Andreia Santana 17/10/2011
Moby Dick: para crianças, adultos e ambientalistas
O canto de uma baleia é de uma beleza e de uma tristeza que tocam lá no fundo da alma. É como se a nostalgia do mundo inteiro, de todas as eras de vida da Terra, pudessem conter nas notas emitidas por esses magnificos animais. Ouvi o canto da baleia uma vez e acredito que seja privilégio que baste para umas dez encarnações. Nem precisei me aventurar pelas costas geladas da Antártida, foi aqui mesmo, no litoral baiano. Já trabalhei para as baleias jubarte. Escrevia matérias sobre a migração delas todos os anos, para acasalar e ter filhotes nas águas quentes de Abrolhos. Era bom trabalhar para as baleias… Mas, lembrei das jubarte e do seu canto que inspirou inclusive as antigas lendas das sereias, por causa de uma cachalote, Moby Dick, a clássica baleia branca do romance homônimo de Herman Melville.
Divido a minha leitura de Moby Dick com leitores pequenos e também com os crescidos que não se importam em admitir que “roubam” os livros das prateleiras dos filhos ou irmãos mais novos. Se bem que, em se tratando de Moby Dick, é leitura para qualquer geração. Sinceramente, defendo que os livros infantis sejam leitura obrigatória para qualquer adulto que quer permanecer com o espírito leve.
Se você, querido leitor, é um militante do Greenpeace, encare Moby Dick como uma homenagem do autor à força desses animais incríveis que são as baleias. Sei que as descrições de caça e abate das cachalotes ao longo do livro são cruelmente terríveis, mas servem como o registro de um passado que nenhum de nós quer que volte. Pense no protagonista da história, o amargo capitão Ahab, como um homem fascinado e ao mesmo tempo com um medo tão grande da magnitude da natureza, que sua única forma de reagir é tentando destruir um oponente maior, mais forte e mais nobre.
Para quem tem menos de 15, trata-se de um dos livros de aventura mais fascinantes da história da literatura. Vale a pena conhecer o clássico, mesmo que você seja fã dos autores contemporâneos, de quem também gosto muito.

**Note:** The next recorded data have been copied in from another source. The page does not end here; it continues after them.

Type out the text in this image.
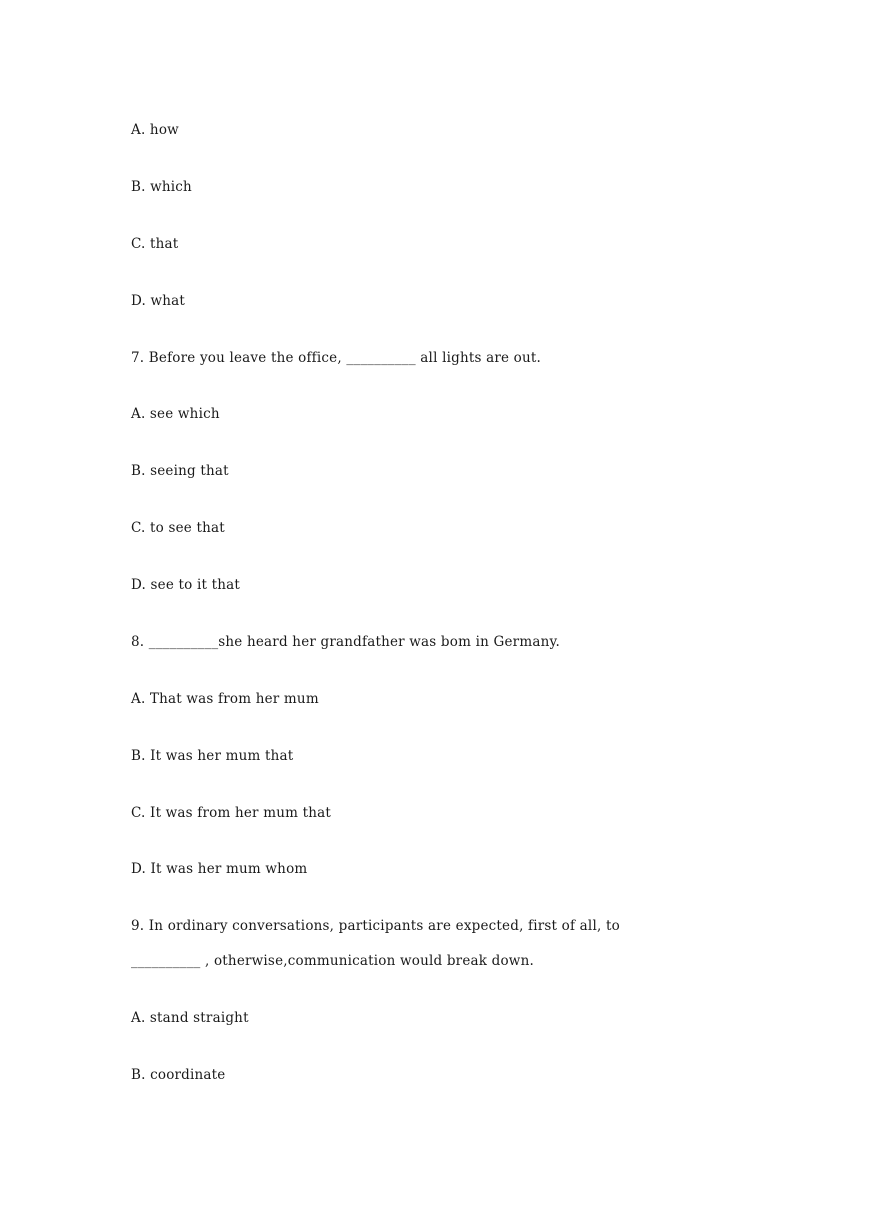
A. how
B. which
C. that
D. what
7. Before you leave the office, __________ all lights are out.
A. see which
B. seeing that
C. to see that
D. see to it that
8. __________she heard her grandfather was bom in Germany.
A. That was from her mum
B. It was her mum that
C. It was from her mum that
D. It was her mum whom
9. In ordinary conversations, participants are expected, first of all, to
__________ , otherwise,communication would break down.
A. stand straight
B. coordinate
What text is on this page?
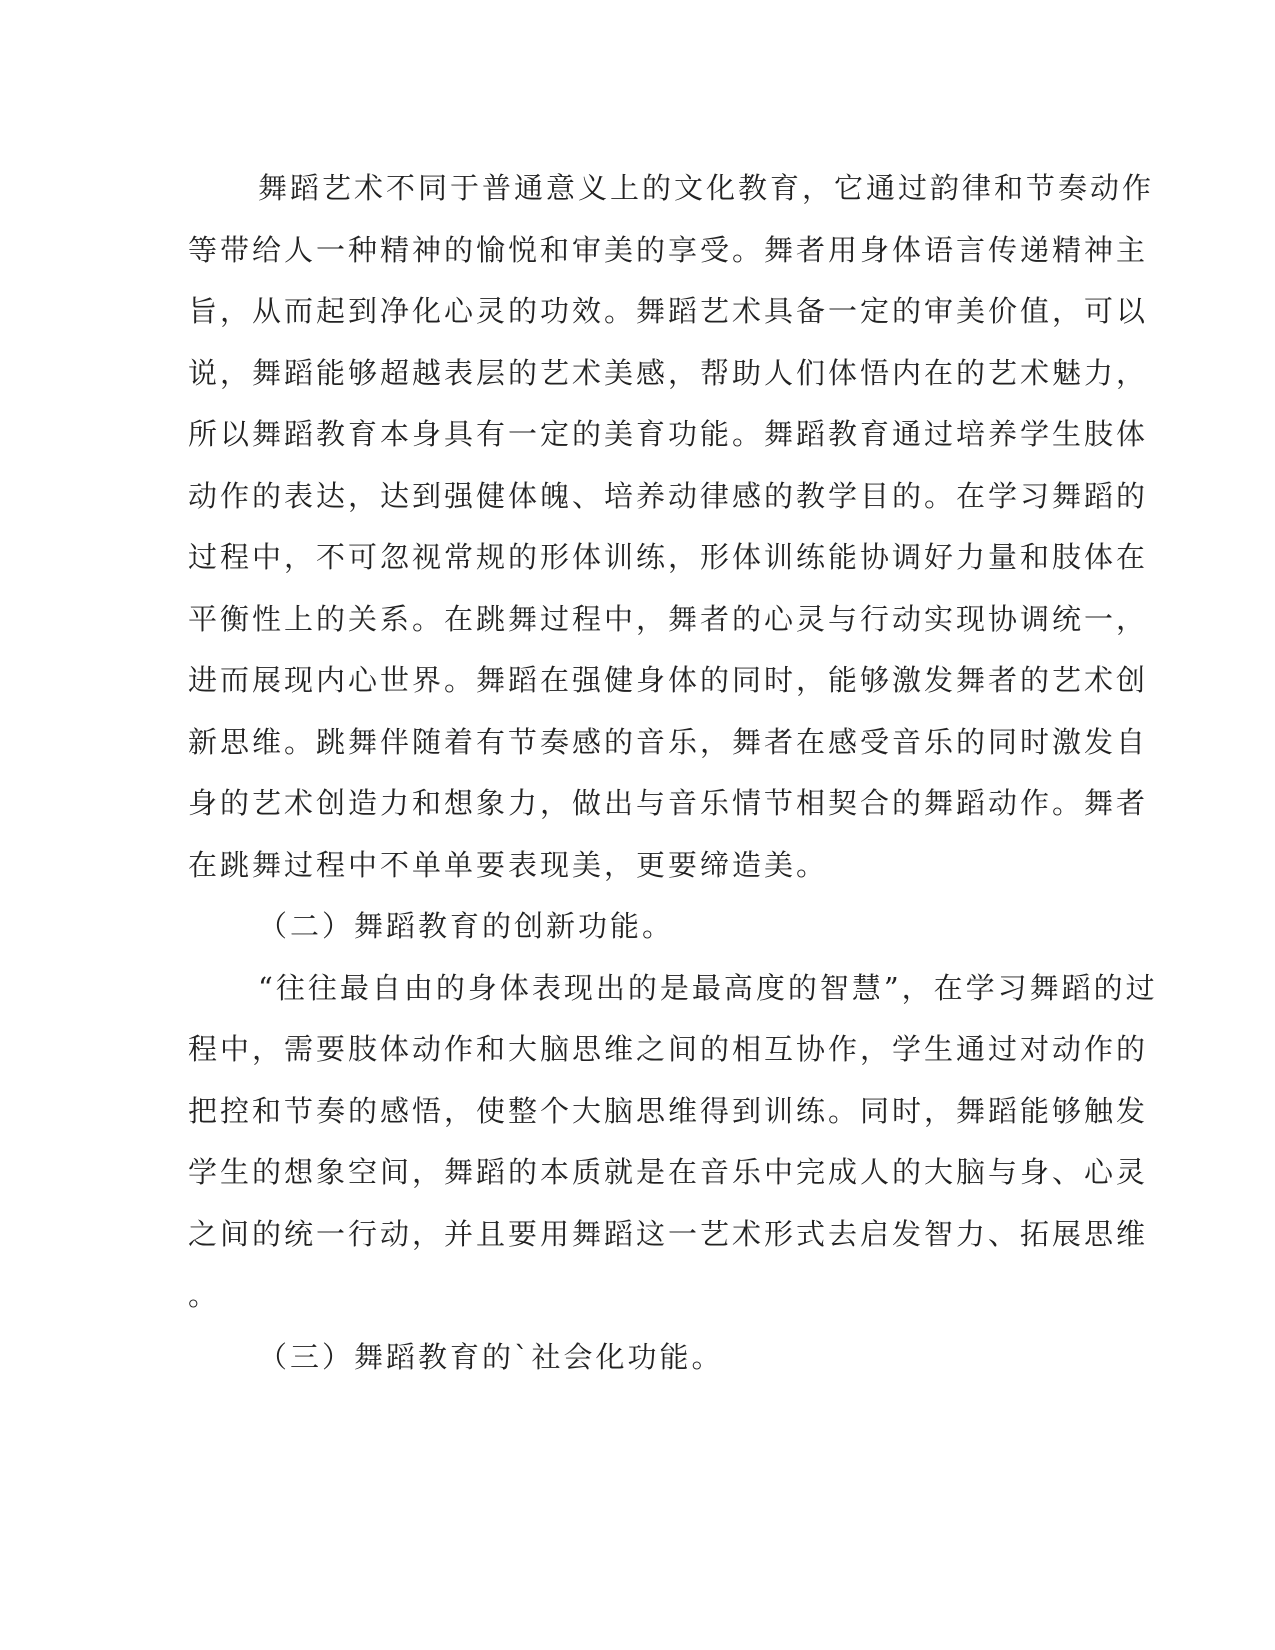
舞蹈艺术不同于普通意义上的文化教育，它通过韵律和节奏动作
等带给人一种精神的愉悦和审美的享受。舞者用身体语言传递精神主
旨，从而起到净化心灵的功效。舞蹈艺术具备一定的审美价值，可以
说，舞蹈能够超越表层的艺术美感，帮助人们体悟内在的艺术魅力，
所以舞蹈教育本身具有一定的美育功能。舞蹈教育通过培养学生肢体
动作的表达，达到强健体魄、培养动律感的教学目的。在学习舞蹈的
过程中，不可忽视常规的形体训练，形体训练能协调好力量和肢体在
平衡性上的关系。在跳舞过程中，舞者的心灵与行动实现协调统一，
进而展现内心世界。舞蹈在强健身体的同时，能够激发舞者的艺术创
新思维。跳舞伴随着有节奏感的音乐，舞者在感受音乐的同时激发自
身的艺术创造力和想象力，做出与音乐情节相契合的舞蹈动作。舞者
在跳舞过程中不单单要表现美，更要缔造美。
（二）舞蹈教育的创新功能。
“往往最自由的身体表现出的是最高度的智慧”，在学习舞蹈的过
程中，需要肢体动作和大脑思维之间的相互协作，学生通过对动作的
把控和节奏的感悟，使整个大脑思维得到训练。同时，舞蹈能够触发
学生的想象空间，舞蹈的本质就是在音乐中完成人的大脑与身、心灵
之间的统一行动，并且要用舞蹈这一艺术形式去启发智力、拓展思维
。
（三）舞蹈教育的`社会化功能。
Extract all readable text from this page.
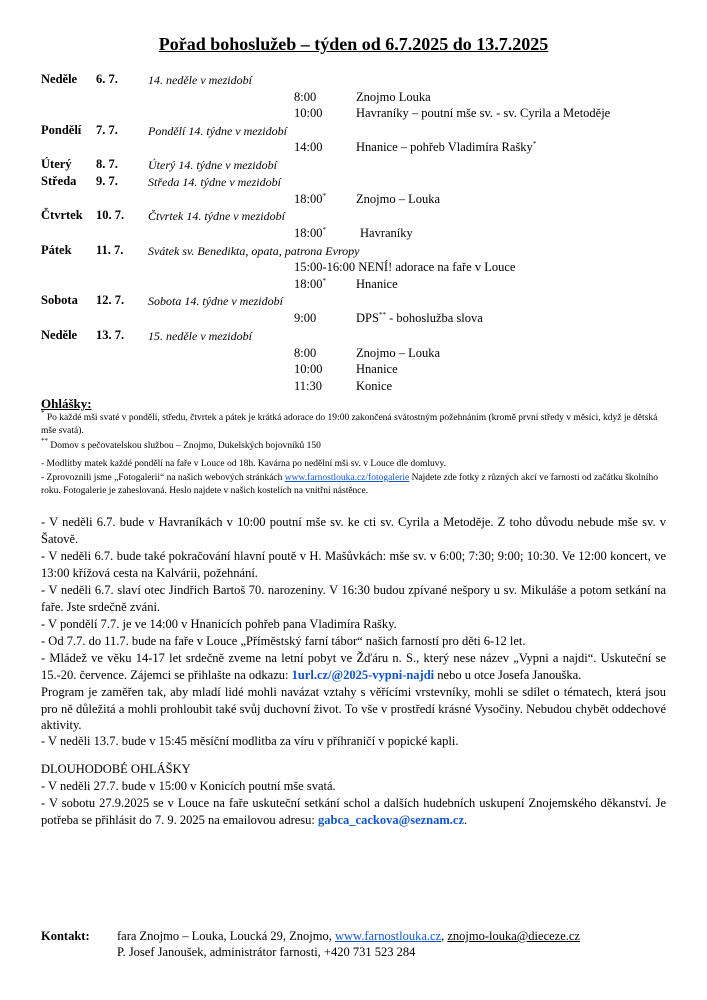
Pořad bohoslužeb – týden od 6.7.2025 do 13.7.2025
Neděle 6. 7.	14. neděle v mezidobí
8:00	Znojmo Louka
10:00	Havraníky – poutní mše sv. - sv. Cyrila a Metoděje
Pondělí 7. 7.	Pondělí 14. týdne v mezidobí
14:00	Hnanice – pohřeb Vladimíra Rašky*
Úterý 8. 7.	Úterý 14. týdne v mezidobí
Středa 9. 7.	Středa 14. týdne v mezidobí
18:00* Znojmo – Louka
Čtvrtek 10. 7. Čtvrtek 14. týdne v mezidobí
18:00*	Havraníky
Pátek 11. 7. Svátek sv. Benedikta, opata, patrona Evropy
15:00-16:00 NENÍ! adorace na faře v Louce
18:00* Hnanice
Sobota 12. 7. Sobota 14. týdne v mezidobí
9:00	DPS** - bohoslužba slova
Neděle 13. 7. 15. neděle v mezidobí
8:00	Znojmo – Louka
10:00	Hnanice
11:30	Konice
Ohlášky:
* Po každé mši svaté v pondělí, středu, čtvrtek a pátek je krátká adorace do 19:00 zakončená svátostným požehnáním (kromě první středy v měsíci, když je dětská mše svatá).
** Domov s pečovatelskou službou – Znojmo, Dukelských bojovníků 150
- Modlitby matek každé pondělí na faře v Louce od 18h. Kavárna po nedělní mši sv. v Louce dle domluvy.
- Zprovoznili jsme „Fotogalerii“ na našich webových stránkách www.farnostlouka.cz/fotogalerie Najdete zde fotky z různých akcí ve farnosti od začátku školního roku. Fotogalerie je zaheslovaná. Heslo najdete v našich kostelích na vnitřní nástěnce.
- V neděli 6.7. bude v Havraníkách v 10:00 poutní mše sv. ke cti sv. Cyrila a Metoděje. Z toho důvodu nebude mše sv. v Šatově.
- V neděli 6.7. bude také pokračování hlavní poutě v H. Mašůvkách: mše sv. v 6:00; 7:30; 9:00; 10:30. Ve 12:00 koncert, ve 13:00 křížová cesta na Kalvárii, požehnání.
- V neděli 6.7. slaví otec Jindřich Bartoš 70. narozeniny. V 16:30 budou zpívané nešpory u sv. Mikuláše a potom setkání na faře. Jste srdečně zváni.
- V pondělí 7.7. je ve 14:00 v Hnanicích pohřeb pana Vladimíra Rašky.
- Od 7.7. do 11.7. bude na faře v Louce „Příměstský farní tábor“ našich farností pro děti 6-12 let.
- Mládež ve věku 14-17 let srdečně zveme na letní pobyt ve Žďáru n. S., který nese název „Vypni a najdi“. Uskuteční se 15.-20. července. Zájemci se přihlašte na odkazu: 1url.cz/@2025-vypni-najdi nebo u otce Josefa Janouška.
Program je zaměřen tak, aby mladí lidé mohli navázat vztahy s věřícími vrstevníky, mohli se sdílet o tématech, která jsou pro ně důležitá a mohli prohloubit také svůj duchovní život. To vše v prostředí krásné Vysočiny. Nebudou chybět oddechové aktivity.
- V neděli 13.7. bude v 15:45 měsíční modlitba za víru v příhraničí v popické kapli.
DLOUHODOBÉ OHLÁŠKY
- V neděli 27.7. bude v 15:00 v Konicích poutní mše svatá.
- V sobotu 27.9.2025 se v Louce na faře uskuteční setkání schol a dalších hudebních uskupení Znojemského děkanství. Je potřeba se přihlásit do 7. 9. 2025 na emailovou adresu: gabca_cackova@seznam.cz.
Kontakt: fara Znojmo – Louka, Loucká 29, Znojmo, www.farnostlouka.cz, znojmo-louka@dieceze.cz
P. Josef Janoušek, administrátor farnosti, +420 731 523 284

Moby Dick foi escrito em meados do século XIX, quando caçar baleias era uma prática comum e incentivada pelo governo. Herman Melville era marinheiro e se empregou em baleeiros ao longo da vida, daí que suas descrições detalhadas são a preciosa crônica de uma época. Inclusive, em um dos capítulos, o autor reflete sobre a crueldade da matança de baleias e chega a questionar se esses animais, tão impiedosamente perseguidos, correriam risco de desaparecer. As reflexões do escritor porém, demonstram o ponto de vista de um homem que viveu numa época em que os mares da terra eram tão povoados de baleias, que parecia impossível que algum dia elas fossem sumir. Vivesse hoje, talvez ele tivesse transformado Moby Dick num libelo de proteção a esses animais. Talvez não, quem vai saber?
O livro, para quem nunca leu, é narrado por um jovem marinheiro chamado Ismael (o alter-ego de Melville). Ele relembra a trágica caçada do capitão Ahab a Moby Dick, uma descomunal baleia branca tida como a mais perigosa de todas as cachalotes, praticamente imortal, visto que sobreviveu a dezenas de ataques de baleeiras e traz no corpo diversas cicatrizes e até pedaços de arpão. Moby Dick é o leviatã bíblico, o monstro marinho que amedrontou a antiguidade, o pesadelo dos marinheiros, a mais temida e mais admirada das baleias.
Descrita como uma verdadeira entidade, é o herói da história, salvando outras baleias do ataque insensato do homem, destruindo embarcações para se defender. Seu duelo com o capitão Ahab é antigo e profundo, ambos trazem no corpo as marcas de lutas passadas, são dois velhos deuses cansados. Do jeito que a história é contada, parece não haver espaço no mar para duas vontades tão fortes. Tanto o capitão quanto a baleia branca sabem disso.
Os medos em Moby Dick são ancestrais, alimentados por superstições e profecias. Mas também é um temor do desconhecido, do futuro, daquilo que está por vir. É uma das mais perfeitas metáforas da eterna luta do homem com Deus.